With our bellies warmed with whiskey and bourbon (yes, there is a difference – all bourbons are whiskies, but not all whiskies are bourbons), it was time for lunch.  We made our way back to downtown Louisville for lunch at Against the Grain Brewery.  Lunch was preordered, so it was ready for us when we got there.  Though it was not included in the cost, we all decided to get a sample of their beer while visiting – also well worth it.  If you find yourself in Louisville, make sure you stop by for some of their beer as well as their brisket with a side of their Brussel sprouts.  They were delicious.

Next stop was a tasting at a distillery that was new to me – Kentucky Peerless Distilling, also in downtown Louisville.  They are a craft distillery that only uses sweet mash – fresh yeast, as opposed to reusing previously fermented yeast from other batches.  Our host there was very friendly and knowledgeable – she told us all about their history and processes, while also giving some insight into each of the whiskies we were trying.  We also found some nice red shirts for the other two guys in our group to purchase in the gift shop.  Sadly, they decided they were too cool for Team Target.

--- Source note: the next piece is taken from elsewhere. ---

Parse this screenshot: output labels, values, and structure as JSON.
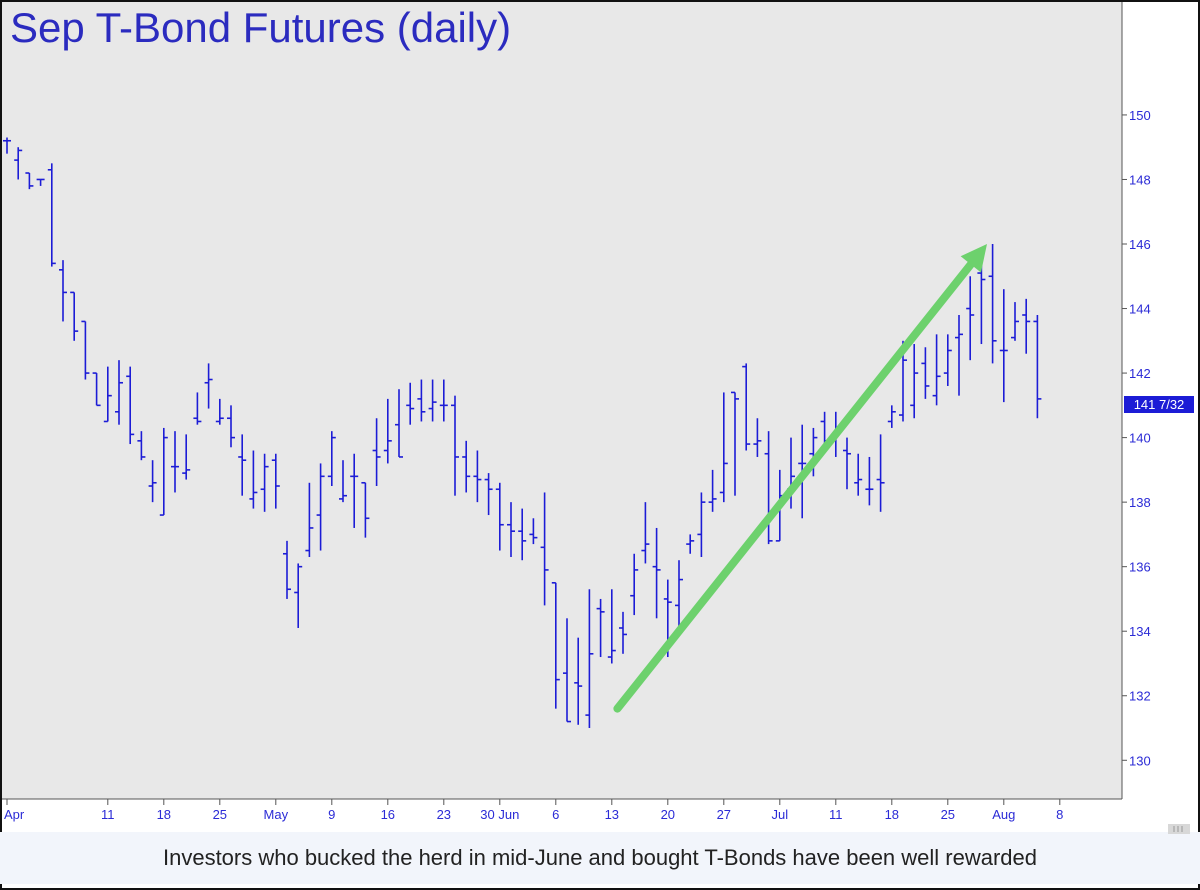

Finally, we made our way east of the city to the one I was most looking forward to: Kentucky Artisan Distillery, makers of Jefferson bourbon.  Though the facility was smaller than Bulleit’s, they also gave a pretty impressive tour – they even had some sour mash in open vats so that we can have a taste.  And don’t worry – they scooped it out.  I didn’t stick my nasty-ass hands in your beloved bourbon.  They also told us about one of the most interesting whiskey aging processes I have heard of – they stick a bunch of barrels on a ship that travels around the world for eight months a year, aging and mixing the whiskey as it goes from the Artic to the Equator along the ocean.  Jefferson’s Ocean had an interesting flavor as a result.  It was not my favorite of their offerings, but I was impressed with the creativity in aging and flavoring it.  You should set up a visit and try it for yourself. 

With our tours for the day over, Roger was still cool enough to drive us around a bit more.  We stopped at the Louisville Slugger Museum store so we could pick up some mini-bats (OK, weapons) for the kids.  After that, he brought us back home to drop off some of our things, so we could head out for the night unencumbered.  He then brought us to a cool bar he recommended: Holy Grale, a former Unitarian Church converted into an awesome bar with some great food.  Sacrilicious!